Because CEEs may be correlated with specific execution units within a core, they expose us to large risks appearing suddenly and unpredictably for several reasons, including seemingly-minor software changes. Hyperscalers have a responsibility to customers to protect them against such risks. For business reasons, we are unable to reveal exact CEE rates, but we observe on the order of a few mercurial cores per several thousand machines – similar to the rate reported by Facebook [8]. The problem is serious enough for us to have applied many engineer-decades to it.
The "few mercurial cores per several thousand machines" have caused a wide range of problems:
Some specific examples where we have seen CEE:
  • Violations of lock semantics leading to application data corruption and crashes.
  • Data corruptions exhibited by various load, store, vector, and coherence operations.
  • A deterministic AES mis-computation, which was “self-inverting”: encrypting and decrypting on the same core yielded the identity function, but decryption elsewhere yielded gibberish.
  • Corruption affecting garbage collection, in a storage system, causing live data to be lost.
  • Database index corruption leading to some queries, depending on which replica (core) serves them, being non-deterministically corrupted.
  • Repeated bit-flips in strings, at a particular bit position (which stuck out as unlikely to be coding bugs).
  • Corruption of kernel state resulting in process and kernel crashes and application malfunctions.
Be thankful it isn't your job to debug these problems! Each of them is likely as much of a nightmare as the Facebook example.

Conclusion

The similarity between CEEs and silent data corruption in at-scale long-term storage is revealed when the Google team ask "Why are we just learning now about mercurial cores?":
There are many plausible reasons: larger server fleets; increased attention to overall reliability; improvements in software development that reduce the rate of software bugs. But we believe there is a more fundamental cause: ever-smaller feature sizes that push closer to the limits of CMOS scaling, coupled with ever-increasing complexity in architectural design. Together, these create new challenges for the verification methods that chip makers use to detect diverse manufacturing defects – especially those defects that manifest in corner cases, or only after post-deployment aging.
In other words it is technically and economically infeasible to implement tests for both storage systems and CPUs that assure errors will not occur in at-scale use. Even if hardware vendors can be persuaded to devote more resources to reliability, that will not remove the need for software to be appropriately skeptical of the data that cores are returning as the result of computation, just as the software needs to be skeptical of the data returned by storage devices and network interfaces.

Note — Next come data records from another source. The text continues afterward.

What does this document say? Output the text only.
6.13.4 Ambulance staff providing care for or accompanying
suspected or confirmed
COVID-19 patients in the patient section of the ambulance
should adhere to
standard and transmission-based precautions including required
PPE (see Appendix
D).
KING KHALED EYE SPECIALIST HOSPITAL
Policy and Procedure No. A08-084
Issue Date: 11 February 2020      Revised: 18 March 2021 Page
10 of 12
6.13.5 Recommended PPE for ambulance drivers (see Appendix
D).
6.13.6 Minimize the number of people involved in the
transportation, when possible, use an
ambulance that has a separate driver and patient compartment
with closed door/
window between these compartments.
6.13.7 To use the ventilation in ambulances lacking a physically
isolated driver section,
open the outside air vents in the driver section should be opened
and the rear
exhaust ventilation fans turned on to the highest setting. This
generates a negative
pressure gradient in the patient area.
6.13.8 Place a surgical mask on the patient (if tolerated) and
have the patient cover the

Both papers are must-read horror stories.

1 comment:

Steven McGeady said...

It was a central conceit of the Intel/Siemens BiiN venture, the follow-on to the Intel i432, that every result in a high-trust compute system needed to be verified by *two* independent compute processes. In addition, that system predicated 33-bit memory(so-called "capability" systems), separating code from data, and more.

None of these innovations were commercially successful. This system emerged at about the same time as RISC systems, a completely different design ideology, and one more well-adjusted to the times.

So here we are, we've populated a massive cloud with single-thread computational resources that are inherently unreliable, if only at a small rate. It's an interesting discussion as to whether one should solve this at a hardware, software, or some "middle-ware" place. But it seems clear that it should probably be solved.